I’ve been using Postgres db server for years in my day job. And for all those years I had a third party server installed on my Mac. But since Apple started bundling Postgres in Os X system I was thinking of ways to start using that one. Unfortunately it seems that Apple decided to make using it as hard as it’s possible so getting it to work needed some hacking.
The application I’m working with accesses db via network connection on localhost. So I needed to turn on listening on network interfaces. Postgres keeps it’s config file in /Library/Server/PostgreSQL/Data folder. You can find postgres.conf there. You need to edit this file and change two lines to show this:
port = 5432 # (change requires restart)
listen_addresses = '*' # what IP address(es) to listen on;
quick server restart:
# sudo serveradmin stop postgres
postgres:state = "STOPPED"
# sudo serveradmin start postgres
postgres:state = "RUNNING"
and… no luck. Still no connections are accepted on network interface. Checking settings:
# sudo serveradmin settings postgres
postgres:log_connections = "on"
postgres:unix_socket_directory = "/var/pgsql_socket"
postgres:listen_addresses = ""
postgres:unix_socket_group = "_postgres"
postgres:log_statement = "ddl"
postgres:log_line_prefix = "%t "
postgres:unix_socket_permissions = "0770"
postgres:log_lock_waits = "on"
postgres:logging_collector = "on"
postgres:log_filename = "PostgreSQL.log"
postgres:dataDir = "/Library/Server/PostgreSQL/Data"
postgres:log_directory = "/Library/Logs/PostgreSQL"
Shows that the listen_address parameter got somehow overwritten. It turns out that the server stores some parameters in plist files and those get priority over anything you set in postgres.conf file.
# sudo serveradmin set postgres:listen_addresses="*"
postgres:listen_addresses = "*"
changes that and now my application can access built in Postgres server on localhost.

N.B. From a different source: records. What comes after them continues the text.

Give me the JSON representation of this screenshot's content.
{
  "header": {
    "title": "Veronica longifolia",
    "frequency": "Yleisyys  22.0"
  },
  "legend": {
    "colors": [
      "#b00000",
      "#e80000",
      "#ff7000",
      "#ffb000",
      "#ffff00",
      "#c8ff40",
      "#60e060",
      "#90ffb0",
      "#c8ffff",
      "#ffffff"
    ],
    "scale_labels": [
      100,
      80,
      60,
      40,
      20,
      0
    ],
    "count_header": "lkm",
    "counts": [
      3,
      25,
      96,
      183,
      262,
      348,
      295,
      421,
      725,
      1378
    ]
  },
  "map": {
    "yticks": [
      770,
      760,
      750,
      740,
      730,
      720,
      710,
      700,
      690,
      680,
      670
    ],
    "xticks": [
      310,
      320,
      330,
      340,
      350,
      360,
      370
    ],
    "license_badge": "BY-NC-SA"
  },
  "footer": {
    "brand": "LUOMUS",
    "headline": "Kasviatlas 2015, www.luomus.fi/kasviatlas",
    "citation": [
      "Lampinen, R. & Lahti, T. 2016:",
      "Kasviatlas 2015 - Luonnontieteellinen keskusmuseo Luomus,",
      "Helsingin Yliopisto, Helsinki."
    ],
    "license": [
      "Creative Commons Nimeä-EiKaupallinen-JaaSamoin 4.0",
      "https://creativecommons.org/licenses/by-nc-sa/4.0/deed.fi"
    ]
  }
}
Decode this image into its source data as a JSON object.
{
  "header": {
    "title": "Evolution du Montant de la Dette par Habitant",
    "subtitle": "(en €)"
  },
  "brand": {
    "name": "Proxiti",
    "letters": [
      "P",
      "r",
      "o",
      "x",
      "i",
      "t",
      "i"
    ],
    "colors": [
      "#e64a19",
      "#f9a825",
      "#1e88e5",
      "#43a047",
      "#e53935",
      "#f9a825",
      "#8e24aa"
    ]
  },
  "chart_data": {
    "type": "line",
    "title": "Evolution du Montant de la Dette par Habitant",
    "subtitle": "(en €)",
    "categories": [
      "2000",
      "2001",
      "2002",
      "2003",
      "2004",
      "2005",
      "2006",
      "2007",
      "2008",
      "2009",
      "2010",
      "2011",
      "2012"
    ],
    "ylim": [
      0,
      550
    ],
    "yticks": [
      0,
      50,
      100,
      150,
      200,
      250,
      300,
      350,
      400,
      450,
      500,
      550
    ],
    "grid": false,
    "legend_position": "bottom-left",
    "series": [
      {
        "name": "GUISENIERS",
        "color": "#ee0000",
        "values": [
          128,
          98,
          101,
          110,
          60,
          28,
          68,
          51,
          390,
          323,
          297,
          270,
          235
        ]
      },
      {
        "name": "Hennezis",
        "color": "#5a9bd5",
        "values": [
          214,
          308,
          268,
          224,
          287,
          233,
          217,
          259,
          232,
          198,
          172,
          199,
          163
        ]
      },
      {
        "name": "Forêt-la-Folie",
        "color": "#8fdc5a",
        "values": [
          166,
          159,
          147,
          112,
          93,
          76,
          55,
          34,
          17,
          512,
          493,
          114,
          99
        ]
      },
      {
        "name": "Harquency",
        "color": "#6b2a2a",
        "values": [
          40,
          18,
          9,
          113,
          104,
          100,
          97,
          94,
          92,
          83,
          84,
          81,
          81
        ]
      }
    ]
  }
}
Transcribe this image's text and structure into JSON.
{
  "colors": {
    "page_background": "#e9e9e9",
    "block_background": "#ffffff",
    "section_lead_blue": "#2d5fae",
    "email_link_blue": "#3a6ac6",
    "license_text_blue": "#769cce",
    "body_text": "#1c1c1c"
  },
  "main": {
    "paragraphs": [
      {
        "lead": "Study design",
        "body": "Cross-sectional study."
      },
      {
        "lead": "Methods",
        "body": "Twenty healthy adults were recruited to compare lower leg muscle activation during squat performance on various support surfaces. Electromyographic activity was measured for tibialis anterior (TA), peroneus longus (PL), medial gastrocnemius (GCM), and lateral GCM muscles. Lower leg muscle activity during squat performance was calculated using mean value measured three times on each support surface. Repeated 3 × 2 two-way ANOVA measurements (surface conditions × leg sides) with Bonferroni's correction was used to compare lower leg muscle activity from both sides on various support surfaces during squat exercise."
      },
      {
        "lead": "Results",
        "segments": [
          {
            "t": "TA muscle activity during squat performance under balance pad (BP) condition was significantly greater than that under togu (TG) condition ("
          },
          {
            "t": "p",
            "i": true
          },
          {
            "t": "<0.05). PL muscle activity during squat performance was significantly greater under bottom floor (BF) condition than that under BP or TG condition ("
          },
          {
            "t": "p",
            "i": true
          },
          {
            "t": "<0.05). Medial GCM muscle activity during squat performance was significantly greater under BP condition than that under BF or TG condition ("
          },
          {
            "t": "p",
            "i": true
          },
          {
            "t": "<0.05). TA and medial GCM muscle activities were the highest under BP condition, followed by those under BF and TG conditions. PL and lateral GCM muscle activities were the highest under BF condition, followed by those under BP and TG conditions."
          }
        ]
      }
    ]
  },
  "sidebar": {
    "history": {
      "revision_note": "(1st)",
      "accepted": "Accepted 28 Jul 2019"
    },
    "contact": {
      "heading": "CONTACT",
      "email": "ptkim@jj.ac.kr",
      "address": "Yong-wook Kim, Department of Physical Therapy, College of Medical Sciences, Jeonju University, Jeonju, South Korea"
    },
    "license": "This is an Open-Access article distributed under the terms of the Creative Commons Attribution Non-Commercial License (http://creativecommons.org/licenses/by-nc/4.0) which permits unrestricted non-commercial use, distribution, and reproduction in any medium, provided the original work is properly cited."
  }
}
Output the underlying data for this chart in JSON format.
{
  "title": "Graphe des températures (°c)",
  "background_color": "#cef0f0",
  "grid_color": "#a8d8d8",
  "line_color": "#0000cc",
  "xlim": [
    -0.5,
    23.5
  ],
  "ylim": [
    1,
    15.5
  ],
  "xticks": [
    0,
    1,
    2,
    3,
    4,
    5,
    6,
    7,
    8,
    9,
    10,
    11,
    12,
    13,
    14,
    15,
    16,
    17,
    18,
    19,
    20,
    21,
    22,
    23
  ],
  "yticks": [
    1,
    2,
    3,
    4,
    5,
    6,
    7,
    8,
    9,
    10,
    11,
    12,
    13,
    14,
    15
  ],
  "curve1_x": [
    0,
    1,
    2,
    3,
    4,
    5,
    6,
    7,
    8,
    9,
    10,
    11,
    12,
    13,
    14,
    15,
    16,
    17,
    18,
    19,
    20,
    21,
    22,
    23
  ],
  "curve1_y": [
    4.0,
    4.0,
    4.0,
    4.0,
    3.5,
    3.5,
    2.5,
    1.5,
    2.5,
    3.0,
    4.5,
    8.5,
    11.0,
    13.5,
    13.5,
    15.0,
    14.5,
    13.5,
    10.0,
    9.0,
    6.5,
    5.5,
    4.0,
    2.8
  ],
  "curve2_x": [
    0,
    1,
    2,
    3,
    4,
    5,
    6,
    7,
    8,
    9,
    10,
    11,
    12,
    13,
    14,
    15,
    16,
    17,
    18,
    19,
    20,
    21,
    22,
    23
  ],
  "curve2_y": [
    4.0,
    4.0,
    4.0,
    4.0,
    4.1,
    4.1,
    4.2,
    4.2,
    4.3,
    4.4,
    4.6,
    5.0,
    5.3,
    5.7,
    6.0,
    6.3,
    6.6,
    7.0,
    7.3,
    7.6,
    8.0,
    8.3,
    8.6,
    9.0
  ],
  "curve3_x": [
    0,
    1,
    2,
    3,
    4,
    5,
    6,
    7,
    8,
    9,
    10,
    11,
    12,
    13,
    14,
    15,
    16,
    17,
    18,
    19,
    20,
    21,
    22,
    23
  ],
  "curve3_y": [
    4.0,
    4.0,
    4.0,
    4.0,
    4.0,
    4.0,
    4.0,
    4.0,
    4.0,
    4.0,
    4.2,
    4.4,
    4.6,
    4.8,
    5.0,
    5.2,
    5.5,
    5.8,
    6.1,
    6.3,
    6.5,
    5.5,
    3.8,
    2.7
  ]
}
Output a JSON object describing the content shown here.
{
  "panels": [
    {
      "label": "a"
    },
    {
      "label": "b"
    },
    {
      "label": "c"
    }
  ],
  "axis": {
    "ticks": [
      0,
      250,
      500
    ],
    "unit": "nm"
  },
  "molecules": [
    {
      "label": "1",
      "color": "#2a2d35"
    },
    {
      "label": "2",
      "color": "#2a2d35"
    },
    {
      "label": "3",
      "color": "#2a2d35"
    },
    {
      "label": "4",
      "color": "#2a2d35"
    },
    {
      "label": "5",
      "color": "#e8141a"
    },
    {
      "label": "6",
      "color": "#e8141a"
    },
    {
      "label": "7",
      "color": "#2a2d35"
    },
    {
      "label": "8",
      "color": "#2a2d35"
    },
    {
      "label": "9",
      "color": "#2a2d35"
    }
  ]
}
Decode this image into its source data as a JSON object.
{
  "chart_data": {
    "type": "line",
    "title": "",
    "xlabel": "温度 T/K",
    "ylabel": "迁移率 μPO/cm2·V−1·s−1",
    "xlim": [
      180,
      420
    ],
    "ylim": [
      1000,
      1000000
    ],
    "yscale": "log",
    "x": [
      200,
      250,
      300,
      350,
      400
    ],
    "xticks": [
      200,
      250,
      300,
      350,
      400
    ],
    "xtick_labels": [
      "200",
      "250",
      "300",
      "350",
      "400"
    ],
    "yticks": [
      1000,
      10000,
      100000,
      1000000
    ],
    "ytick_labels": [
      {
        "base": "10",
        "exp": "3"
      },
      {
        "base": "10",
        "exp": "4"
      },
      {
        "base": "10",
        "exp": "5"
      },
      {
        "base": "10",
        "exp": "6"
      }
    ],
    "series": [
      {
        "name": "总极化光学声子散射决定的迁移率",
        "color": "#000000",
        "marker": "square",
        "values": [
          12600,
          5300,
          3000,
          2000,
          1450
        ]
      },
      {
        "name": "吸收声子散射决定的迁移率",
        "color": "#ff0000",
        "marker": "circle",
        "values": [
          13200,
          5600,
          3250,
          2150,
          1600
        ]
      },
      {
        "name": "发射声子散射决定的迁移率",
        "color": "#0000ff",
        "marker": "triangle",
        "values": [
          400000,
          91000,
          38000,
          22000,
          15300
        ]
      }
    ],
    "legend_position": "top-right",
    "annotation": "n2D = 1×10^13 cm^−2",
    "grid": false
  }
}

But how about command line tools? Apple sets things up in a way that Postgres accepts socket connection only from users that belong to _postgres group. Now I needed to add myself to that group using dseditgroup command:
# sudo dseditgroup -o edit -a usertoaddtogroup -t user _postgres
and voila! I’ve gut running instance of Postgres (9.1.5) accepting connection from my application and letting me use all command line tools.